Hiking and climbing one of Colorado's 14er peaks is a thrill! Here's how to prepare your body for the grueling task of climbing a 14,000-plus-foot peak.
If you’ve set your sights on the summit of a 14er, odds are you’re already pretty active, but that doesn’t mean you don’t need to train for the trek. While some hikes to the summit are easier than others, all are arduous and will require both strength and endurance. That means starting to train for your climb at least three months in advance (longer if you have been spending more time on the couch than at the gym or on the trail).
Weight it out
Weight training at least three times a week is a good start to get ready to tackle your first 14er. Work all your major muscle groups, not just your legs, and spend at least 30 minutes per workout. A strong core, as well as strong arms, will help propel you to the top.
Can you say cardio?
Strength is only half the equation of 14er fitness. Aerobic workouts are just as important. Get that heart pumping and improve your body’s ability to deliver the oxygen your muscles will need as you make your ascent. Run, hit the treadmill or the elliptical, take the stairs -- a lot. Trails.com (a resource for all things hiking, backpacking and camping) recommends exercising at 70 to 80 percent of your maximum heart rate (which typically is 220 less your age; check out this calculator to do the math)
Know and boost your VO2 max
VO2 max, or maximal oxygen uptake, is the measure of the maximum amount of oxygen your body can use during an intense workout. You can have it measured at the gym, but might not need to. Any kind of aerobic exercise will up your VO2. If you’re already in great shape, adding short bursts of increased intensity to your workout routine will help you increase your VO2 max. Intervals should up your heart rate to 80 to 95 percent of maximum for a minute to 10 minutes. This likely will leave you winded and will make you think your heart is going to pound right out of your chest, so be smart about how long and how many intervals you add. In other words, know and respect your body and push it, but don’t push it beyond its limits.
Add some elevation
You’re training to climb a peak more than 2.5 miles high, so it only makes sense to take your fitness prep uphill. Make sure you add runs and climbs into your routine. Even small hills can help you prepare to tackle the incline you’ll face on your 14er.
It’s worth noting here, too, that your climb will involve activity at altitude. If you’re not used to the elevation, it is a good idea to do some training at altitude.
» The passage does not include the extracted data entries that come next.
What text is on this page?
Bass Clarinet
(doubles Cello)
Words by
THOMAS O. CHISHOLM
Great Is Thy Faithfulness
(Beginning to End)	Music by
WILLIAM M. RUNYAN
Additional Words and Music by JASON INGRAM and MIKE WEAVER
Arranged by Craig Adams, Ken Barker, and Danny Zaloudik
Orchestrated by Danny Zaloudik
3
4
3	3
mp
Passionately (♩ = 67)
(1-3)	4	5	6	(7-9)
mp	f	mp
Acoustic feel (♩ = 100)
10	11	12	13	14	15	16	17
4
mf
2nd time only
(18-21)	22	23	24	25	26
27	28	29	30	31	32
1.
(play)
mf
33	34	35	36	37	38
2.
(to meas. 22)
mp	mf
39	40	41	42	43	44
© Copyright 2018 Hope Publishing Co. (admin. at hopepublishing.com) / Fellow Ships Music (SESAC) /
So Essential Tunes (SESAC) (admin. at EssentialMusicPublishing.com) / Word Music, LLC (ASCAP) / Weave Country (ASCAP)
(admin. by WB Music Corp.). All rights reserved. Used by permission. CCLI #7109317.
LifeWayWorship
And while we’re talking altitude, make sure that you and everyone in your climbing party know the warning signs of altitude sickness, which include, but aren’t limited to, nausea, headaches, racing heartbeat and shortness of breath.
Extend your clock
Climbing a 14er can’t be done in an hour or two, rather, it could take you the better part of a day or more, so you should make sure your training regimen includes longer workouts, such as hour-plus runs or hiking or biking for three or four hours.
Strength and stamina are key, but so, too, is flexibility. Stretching and other exercises that increase your flexibility are important elements to add to your routine. Trails.com recommends at least one yoga class a week.
Know where you’re going
Not all 14ers are the same, so make sure to study the mountain you’re going to tackle. Will you need rock climbing equipment, will you encounter snowfields, what is your route to the top? Doing your homework will help ensure a great day.
What and how much you carry with you depends on how long you plan to spend bagging your peak. For a day trip, at top of your list should be plenty of water to ensure you don’t dehydrate. Other essentials include adequate clothing to deal with temperature swings, a map, a fully charged cell phone, sunscreen, toilet paper, zip-lock plastic bags to carry out your waste, and of course food, such as Backpacker’s Pantry’s lightweight, nutritious options for breakfast, lunch, dinner or snacks.
A good checklist of what to pack based on where you’re heading can be found at 14ers.com.
Rest up to be ready
In advance of your climb, try to spend a few days prior at altitude to ensure you’re acclimated. Eat plenty of healthy food in the days leading up to your climb, drink lots of water so you’re hydrated and take it easy for the day or two prior to your ascent. It’s also a good idea to abstain from alcohol in the day or two leading up to your climb, which will help you stay hydrated. Trails.com also suggests that ibuprofen prior to your ascent can help counter inflammation or headaches brought on by being at altitude and that antacids can counter low blood pH due to lack of oxygen.
Now that you’re properly rested and prepared, your mountain awaits.